Mit Dem Schwanz Wedeln - To Wag Its Tail

It doesn’t take much for a dog to wag its tail. Give it a disgustingly low quality snack with less meat content than the average Chinese man’s undergarments and it’ll get almost as, if not tons more, excited than the racists among you did at that hee-larious joke. Which is ‘very‘ at the least. Stroke a dog’s head and it’ll lick your face, provided it isn’t a pit-bull and you’re a toddler. Chances are though, while administering a bloody mauling, it’ll be wagging its tail like mad, enjoying proceedings right up until the police shoot it’s head off. Working in a cinema, I’ve seen the ending of Marley and Me several times, and it did make me shed a tear. If you’re unfamiliar with the film or preceding book, it’s about a guy, his dog and his worthless-by-comparison wife and kids. The most tragic thing for me was not Marley (the Labrador) dying at the end, but having to look at Owen Wilson’s head in extreme close-up, his nauseating 5ft smashed-to-shit nose in my face as he rattled off some wanky crap about how dogs don’t care if you’re rich or poor, thick or clever, Owen Wilson or not a prick, and so on. How many people do you know like that?
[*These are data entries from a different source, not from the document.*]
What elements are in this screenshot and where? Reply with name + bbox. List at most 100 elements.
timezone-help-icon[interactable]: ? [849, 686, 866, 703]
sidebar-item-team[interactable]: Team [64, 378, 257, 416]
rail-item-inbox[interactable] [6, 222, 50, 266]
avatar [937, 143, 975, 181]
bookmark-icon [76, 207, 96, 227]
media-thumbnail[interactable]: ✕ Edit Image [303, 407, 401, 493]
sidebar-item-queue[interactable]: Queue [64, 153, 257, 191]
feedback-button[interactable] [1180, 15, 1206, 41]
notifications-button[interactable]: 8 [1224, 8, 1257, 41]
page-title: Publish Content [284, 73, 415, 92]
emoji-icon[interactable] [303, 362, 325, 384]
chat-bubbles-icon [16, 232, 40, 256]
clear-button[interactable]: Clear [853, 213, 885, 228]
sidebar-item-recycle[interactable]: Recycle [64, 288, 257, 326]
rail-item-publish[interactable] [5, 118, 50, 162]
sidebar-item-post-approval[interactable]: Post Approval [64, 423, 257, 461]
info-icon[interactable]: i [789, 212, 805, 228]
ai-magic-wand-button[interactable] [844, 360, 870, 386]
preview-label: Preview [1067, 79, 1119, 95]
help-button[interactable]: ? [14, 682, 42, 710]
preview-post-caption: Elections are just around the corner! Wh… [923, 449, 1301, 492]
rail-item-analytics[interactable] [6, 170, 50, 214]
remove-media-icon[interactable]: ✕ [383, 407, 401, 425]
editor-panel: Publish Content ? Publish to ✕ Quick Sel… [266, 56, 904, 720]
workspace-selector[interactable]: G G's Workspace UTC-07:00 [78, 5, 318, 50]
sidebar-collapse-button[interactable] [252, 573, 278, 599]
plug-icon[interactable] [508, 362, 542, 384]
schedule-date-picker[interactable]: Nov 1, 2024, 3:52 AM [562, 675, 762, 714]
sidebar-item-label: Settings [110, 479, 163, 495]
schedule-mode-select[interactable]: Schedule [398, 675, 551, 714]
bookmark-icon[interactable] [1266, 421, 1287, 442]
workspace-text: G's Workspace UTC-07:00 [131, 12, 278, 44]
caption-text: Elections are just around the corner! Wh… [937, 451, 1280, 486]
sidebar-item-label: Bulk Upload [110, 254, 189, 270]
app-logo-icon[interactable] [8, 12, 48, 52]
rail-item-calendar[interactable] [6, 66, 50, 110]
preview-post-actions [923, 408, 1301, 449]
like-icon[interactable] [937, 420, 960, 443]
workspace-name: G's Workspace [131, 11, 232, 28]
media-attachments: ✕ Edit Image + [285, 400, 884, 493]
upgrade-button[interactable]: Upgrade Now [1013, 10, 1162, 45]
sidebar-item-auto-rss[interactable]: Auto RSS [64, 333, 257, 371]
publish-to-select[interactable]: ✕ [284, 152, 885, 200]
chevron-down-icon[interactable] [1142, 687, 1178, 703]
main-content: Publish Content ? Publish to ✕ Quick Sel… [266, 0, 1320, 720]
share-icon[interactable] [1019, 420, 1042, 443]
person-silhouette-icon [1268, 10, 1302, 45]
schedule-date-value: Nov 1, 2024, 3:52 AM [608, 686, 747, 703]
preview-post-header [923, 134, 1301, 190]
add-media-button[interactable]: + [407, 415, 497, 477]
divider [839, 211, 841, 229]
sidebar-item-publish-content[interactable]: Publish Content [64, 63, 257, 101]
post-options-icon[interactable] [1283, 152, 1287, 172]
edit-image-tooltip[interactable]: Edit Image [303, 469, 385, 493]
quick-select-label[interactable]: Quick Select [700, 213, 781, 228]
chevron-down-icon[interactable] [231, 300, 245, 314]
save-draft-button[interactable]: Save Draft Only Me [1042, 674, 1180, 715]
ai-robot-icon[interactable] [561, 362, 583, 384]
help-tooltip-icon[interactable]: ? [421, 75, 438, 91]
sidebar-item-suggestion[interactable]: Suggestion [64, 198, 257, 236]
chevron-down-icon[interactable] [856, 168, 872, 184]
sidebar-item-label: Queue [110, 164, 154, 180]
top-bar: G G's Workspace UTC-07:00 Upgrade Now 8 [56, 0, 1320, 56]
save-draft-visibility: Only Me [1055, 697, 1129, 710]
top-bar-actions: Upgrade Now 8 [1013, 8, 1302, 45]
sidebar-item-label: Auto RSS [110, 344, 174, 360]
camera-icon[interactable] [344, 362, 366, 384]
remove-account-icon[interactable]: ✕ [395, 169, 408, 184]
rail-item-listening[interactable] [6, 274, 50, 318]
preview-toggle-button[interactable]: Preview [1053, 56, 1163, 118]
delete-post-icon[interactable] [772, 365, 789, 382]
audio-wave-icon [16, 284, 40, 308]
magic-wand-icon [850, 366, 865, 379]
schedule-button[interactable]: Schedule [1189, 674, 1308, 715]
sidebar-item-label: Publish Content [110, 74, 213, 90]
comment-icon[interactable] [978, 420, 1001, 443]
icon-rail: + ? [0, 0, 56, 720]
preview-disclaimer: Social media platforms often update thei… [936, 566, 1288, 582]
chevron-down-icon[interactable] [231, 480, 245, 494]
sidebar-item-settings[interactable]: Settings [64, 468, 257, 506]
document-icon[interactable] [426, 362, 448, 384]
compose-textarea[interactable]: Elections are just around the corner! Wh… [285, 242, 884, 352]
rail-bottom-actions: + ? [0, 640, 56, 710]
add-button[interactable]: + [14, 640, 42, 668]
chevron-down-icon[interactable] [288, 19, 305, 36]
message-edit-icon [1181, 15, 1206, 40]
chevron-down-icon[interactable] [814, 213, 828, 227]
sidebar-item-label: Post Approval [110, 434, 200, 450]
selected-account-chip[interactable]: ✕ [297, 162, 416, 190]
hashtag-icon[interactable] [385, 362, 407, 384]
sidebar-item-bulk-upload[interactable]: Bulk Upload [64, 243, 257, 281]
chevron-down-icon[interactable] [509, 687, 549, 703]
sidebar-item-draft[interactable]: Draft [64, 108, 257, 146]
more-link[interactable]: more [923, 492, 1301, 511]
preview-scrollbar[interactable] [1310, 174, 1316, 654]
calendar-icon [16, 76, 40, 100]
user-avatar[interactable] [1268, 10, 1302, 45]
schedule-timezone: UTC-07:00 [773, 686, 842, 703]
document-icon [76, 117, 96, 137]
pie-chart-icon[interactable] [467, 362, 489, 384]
While such a cynical view would be in keeping with my general outlook on life, the fact the words are coming out of that face makes me want to instantly disagree. He could be speaking out against child-molesting Nazis, but again I’d still struggle to openly be on his side. It’s like how Bono has turned me off giving anything to charity just because he’s such a massive tit. I’m quite aware of how utterly immature that is, but then I am only 26, and this piece, struggling to go anywhere, needs a new stream of mind-turd to dump and run with. So there. I’d say of all the adverts on TV begging for money, the Dog’s Trust tugs at my unusually tort heart strings the most. They give the narrator mutt a cheeky-and-slightly-scally northern accent as he talks about his dear friend Patches, who was kicked, beaten and abandoned in a gold mine. Roger was also abused - sexually. And poor Spot! He got his legs smashed off by a plastic surgeon. Awful stuff you can’t help but almost donate money toward preventing. But you don’t. Because you’re - sorry, I’m - a bastard. Don’t let that stop you though. In fact, give to charity just to rub it in my selfish, but at least nasally-sound, little face. Take that, Wilson!